Review Summary: I still see the universe in you.
Forget the idea of lightning never striking twice in the same place: in the case of Jonathan Boulet, there's some kind of freak electrical storm going on. Less than six months after the release of his debut solo album - a warmly euphoric exploration of summery, lo-fi percussive pop - Boulet has returned to the drum seat of his main band, Parades, to take part in the creation of yet another truly sensational debut. Foreign Tapes
is the kind of album that leaves its listeners at either end of extremities; either completely speechless or tripping over themselves in order to decided which hyperbole is most immediately applicable. Stunning in its execution, this is the type of LP that is increasingly rare to find amongst the current musical climate in the fact that you won't find anything else quite like it. Not in the band's native Sydney, not in Australia...not anywhere. Parades have delivered an opus that is entirely unique to them and them alone; making for an involving, exhilarating listen - a revelation of the greatness going on in Australian music beyond the charts and entertainment centres.
The Parades sound incorporates slathers of early post-punk, vintage indie rock, 2000s post-rock and the exciting, versatile sound of the current Sydney underground. If that sounds expansive only in theory, wait until the actual music of Foreign Tapes
graces your ears. Thick, simmering strokes of reverb-soaked guitar and keyboard ambience become the backdrop to an array of dynamic drum patterns (both acoustic and electric) and a small army of voices that range from their shivering lonesome to the kind of choral mountain-peaks normally only attained by groups like Arcade Fire or the Polyphonic Spree. The vast nature of transitioning from the former to the latter is especially prominent in tracks like the gorgeous "Hunters", which begins serenely with sampled piano, guest vocalist/contributor Bec Shave's soft vocal wispiness and the rhythmic click of snare drum rim hits echoing in the background. Midway, the song boils over into Dan Cunningham's spiky lead guitar, all-in vocals and firepower drumming at the very edge of the soundscape. It's an exemplary representation of the dynamics that define Parades - the atmosphere and the adrenalin, working either separately or as a momentum-shifting hybrid.
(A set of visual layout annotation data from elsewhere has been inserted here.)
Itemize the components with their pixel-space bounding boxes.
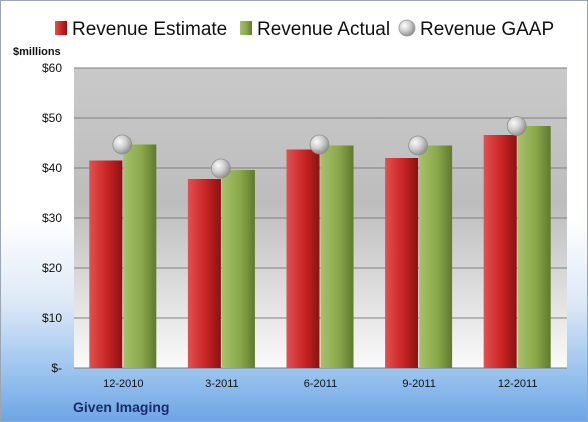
x-tick-label: 9-2011 bbox=[402, 378, 435, 390]
bar-actual-12-2010 bbox=[123, 144, 157, 368]
legend-swatch-gaap bbox=[398, 19, 416, 37]
x-tick-labels: 12-2010 3-2011 6-2011 9-2011 12-2011 bbox=[103, 378, 537, 390]
x-tick-label: 6-2011 bbox=[304, 378, 337, 390]
y-tick-label: $60 bbox=[42, 61, 62, 75]
y-tick-label: $- bbox=[51, 361, 62, 375]
bar-actual-3-2011 bbox=[221, 170, 255, 368]
marker-gaap-12-2011 bbox=[506, 116, 527, 136]
marker-gaap-12-2010 bbox=[112, 134, 133, 155]
marker-gaap-3-2011 bbox=[210, 158, 231, 179]
bar-actual-6-2011 bbox=[320, 145, 354, 368]
bar-estimate-12-2011 bbox=[483, 135, 517, 368]
bar-estimate-3-2011 bbox=[187, 179, 221, 368]
legend-label-gaap: Revenue GAAP bbox=[420, 19, 554, 40]
legend-item-revenue-actual: Revenue Actual bbox=[240, 19, 390, 40]
marker-gaap-9-2011 bbox=[408, 135, 429, 156]
bar-estimate-9-2011 bbox=[385, 158, 419, 368]
bars-layer bbox=[89, 126, 551, 368]
y-tick-label: $10 bbox=[42, 311, 62, 325]
legend-swatch-actual bbox=[240, 21, 252, 35]
company-name: Given Imaging bbox=[73, 399, 169, 415]
legend-swatch-estimate bbox=[55, 21, 67, 35]
x-tick-label: 12-2011 bbox=[498, 378, 538, 390]
legend-label-estimate: Revenue Estimate bbox=[72, 19, 227, 40]
y-tick-label: $50 bbox=[42, 111, 62, 125]
x-tick-label: 12-2010 bbox=[103, 378, 143, 390]
y-tick-labels: $- $10 $20 $30 $40 $50 $60 bbox=[42, 61, 62, 375]
legend-label-actual: Revenue Actual bbox=[257, 19, 390, 40]
y-axis-unit-label: $millions bbox=[13, 46, 61, 58]
y-tick-label: $40 bbox=[42, 161, 62, 175]
legend-item-revenue-gaap: Revenue GAAP bbox=[398, 19, 554, 40]
markers-layer bbox=[112, 116, 527, 179]
bar-estimate-12-2010 bbox=[89, 160, 123, 368]
bar-actual-9-2011 bbox=[419, 145, 453, 368]
marker-gaap-6-2011 bbox=[309, 134, 330, 155]
legend-item-revenue-estimate: Revenue Estimate bbox=[55, 19, 227, 40]
bar-estimate-6-2011 bbox=[286, 149, 320, 368]
legend: Revenue Estimate Revenue Actual Revenue … bbox=[55, 19, 554, 40]
y-tick-label: $30 bbox=[42, 211, 62, 225]
bar-actual-12-2011 bbox=[517, 126, 551, 368]
y-tick-label: $20 bbox=[42, 261, 62, 275]
x-tick-label: 3-2011 bbox=[205, 378, 238, 390]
isn't just a spectacle of progression, either - there is most certainly fun to be had. Opener "Dead Nationale" quietly builds up before the explosive drum pattern snaps you to attention and sweeps you away in a flurry of big hooks, soaring vocals and a guitar break that sounds like an unstoppable force hitting an immovable object. In a parallel universe, this could even be a #1 pop hit. "Past Lives", somewhat contrastingly, works through breezy harmonies and shimmering guitar to create a warm, encapsulating serenity. The fact the two songs can create just different environments with all but one song separating them is one thing, but the fact they rival one another in regards to their degree of catchiness also makes quite a bold statement about the band's creativity and muscular songwriting. It doesn't stop there - "Loserspeak In New Tongue", one of the album's standout tracks, circulates around guitarist Tim Jenkins' sole vocal melody in warped syncopation that threatens to stay put in your subconscience for days (perhaps even weeks) on end. Technically, Foreign Tapes
might be unclassifiable in the realm of pop music, but that certainly doesn't mean lessons have not been learned from the very realm itself.
For all its soaring highs and masterfully-calculated crescendos, one track stands head and shoulders above all as the standout moment of Foreign Tapes
. The six-minute masterstroke of "Marigold" amazingly manages to sum up exactly what makes Parades a great band. From the reverberating snare drum that signals the opening to the breathless, tom-heavy drum fill that signals its conclusion, not a second is wasted in the composition. Shave's tender vocals reach their peak, the guitars churn their way into overdrive, a horn section scales the song's power to what feels like an insurmountable high...truly, this level of greatness is not to be ignored.
With bands like Powderfinger and Jet moving out of the spotlight, much has been made of which bands will take over as the forefront venue-fillers in the national music community. With this in mind, it's albums like this that will make you question if such a position really matters in terms of who fills it. What if the greatest music in the country was being made right under your very nose, without the support of mainstream media or even mainstream venues? For now, it very much is. Whether this will continue is anyone's guess, but for now, Parades are what's truly important. Foreign Tapes
is a dream which you never want to wake up from, an alternate world to escape to and a triumph of Australian music.